Mit dieser deutlichen Richtungsvorgabe ist Berlin nicht allein. Vergangenen November schlossen sich die europäischen Reihen um Frankreichs Präsident Emmanuel Macron, als dieser Johnson im Fischereistreit mit Blockaden der für die Briten existenziellen Handelsroute Calais-Dover drohte. Laut Brexit-Vertrag steht es beiden Seiten offen, bei Verstößen Teile oder den ganzen Vertrag auszusetzen und damit "Gegenmaßnahmen" einzuleiten.

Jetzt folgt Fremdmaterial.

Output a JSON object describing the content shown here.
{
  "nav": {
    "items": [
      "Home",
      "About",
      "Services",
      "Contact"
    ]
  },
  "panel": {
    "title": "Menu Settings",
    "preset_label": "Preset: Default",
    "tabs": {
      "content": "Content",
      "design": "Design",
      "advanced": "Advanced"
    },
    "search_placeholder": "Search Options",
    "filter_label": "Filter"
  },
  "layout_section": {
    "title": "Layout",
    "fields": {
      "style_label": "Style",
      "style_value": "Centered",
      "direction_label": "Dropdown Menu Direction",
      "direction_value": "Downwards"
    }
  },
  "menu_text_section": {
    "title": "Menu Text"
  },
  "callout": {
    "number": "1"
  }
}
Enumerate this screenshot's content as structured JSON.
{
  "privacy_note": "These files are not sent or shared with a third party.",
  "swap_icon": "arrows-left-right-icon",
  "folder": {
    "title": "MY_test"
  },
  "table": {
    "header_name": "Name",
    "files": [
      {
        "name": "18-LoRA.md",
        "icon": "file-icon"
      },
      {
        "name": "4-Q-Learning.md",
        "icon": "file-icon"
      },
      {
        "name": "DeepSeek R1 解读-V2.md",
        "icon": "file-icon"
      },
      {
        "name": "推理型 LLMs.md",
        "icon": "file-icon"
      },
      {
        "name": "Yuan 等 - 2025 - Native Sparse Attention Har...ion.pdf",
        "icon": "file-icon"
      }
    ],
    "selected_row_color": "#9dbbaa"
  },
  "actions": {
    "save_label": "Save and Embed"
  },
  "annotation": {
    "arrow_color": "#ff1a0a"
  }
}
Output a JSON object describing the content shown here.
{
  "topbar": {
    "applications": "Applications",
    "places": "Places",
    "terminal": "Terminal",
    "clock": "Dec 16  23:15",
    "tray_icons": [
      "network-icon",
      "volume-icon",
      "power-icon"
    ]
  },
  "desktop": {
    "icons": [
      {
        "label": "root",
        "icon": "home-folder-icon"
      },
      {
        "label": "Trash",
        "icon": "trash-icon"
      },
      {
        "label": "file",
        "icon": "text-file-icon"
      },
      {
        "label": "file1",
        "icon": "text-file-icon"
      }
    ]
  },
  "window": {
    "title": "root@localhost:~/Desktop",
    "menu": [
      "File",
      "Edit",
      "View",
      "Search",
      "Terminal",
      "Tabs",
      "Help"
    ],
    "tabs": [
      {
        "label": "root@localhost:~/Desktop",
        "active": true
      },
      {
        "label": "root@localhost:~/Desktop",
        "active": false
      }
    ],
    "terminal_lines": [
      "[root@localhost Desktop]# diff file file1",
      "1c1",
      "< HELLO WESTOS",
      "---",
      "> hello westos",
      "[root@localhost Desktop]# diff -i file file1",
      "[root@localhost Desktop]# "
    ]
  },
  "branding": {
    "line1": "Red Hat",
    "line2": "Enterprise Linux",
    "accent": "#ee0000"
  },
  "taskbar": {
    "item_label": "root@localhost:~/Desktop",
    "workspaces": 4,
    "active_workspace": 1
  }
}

Angesichts des wirtschaftlichen Schadens, den die Corona-Pandemie auch in Großbritannien anrichtet, will Johnson für das Nordirland-Protokoll ein solches gesamtbritisches Risiko offensichtlich nicht eingehen. Statt zu drohen, will Truss jetzt die Durchführung der Vorschriften verbessert sehen. Schon im Oktober hatte EU-Kommissar Sefcovic ein Papier vorgelegt, das etwa die Kontrollen von für Ulster bestimmte Güter aus Großbritannien um 80 Prozent reduzieren soll. Die europäische Seite hatte zudem rechtliche Regeln geändert, damit die Versorgung mit medizinischen Produkten kurzfristig sichergestellt wurde.

Ungeklärte Fragen

Aber viele Fragen sind offen. So haben die Europäer noch immer nicht den vereinbarten vollen Zugriff auf die britischen Daten, um den Handel über die Irische See zu überwachen. Vertreter des EU-Parlaments werden ungeduldig. "Was bedeutet ,jetzt'? ,Jetzt' hören wir schon so lange", beschwert sich Bernd Lange, SPD-Abgeordneter und Vorsitzender des Handelsausschusses im Europäischen Parlament über Sefcovics Ansage vom vergangenen Freitag, "jetzt" die offenen Fragen abzuräumen. 

Die Autorin ist Korrespondentin der "Welt" in London.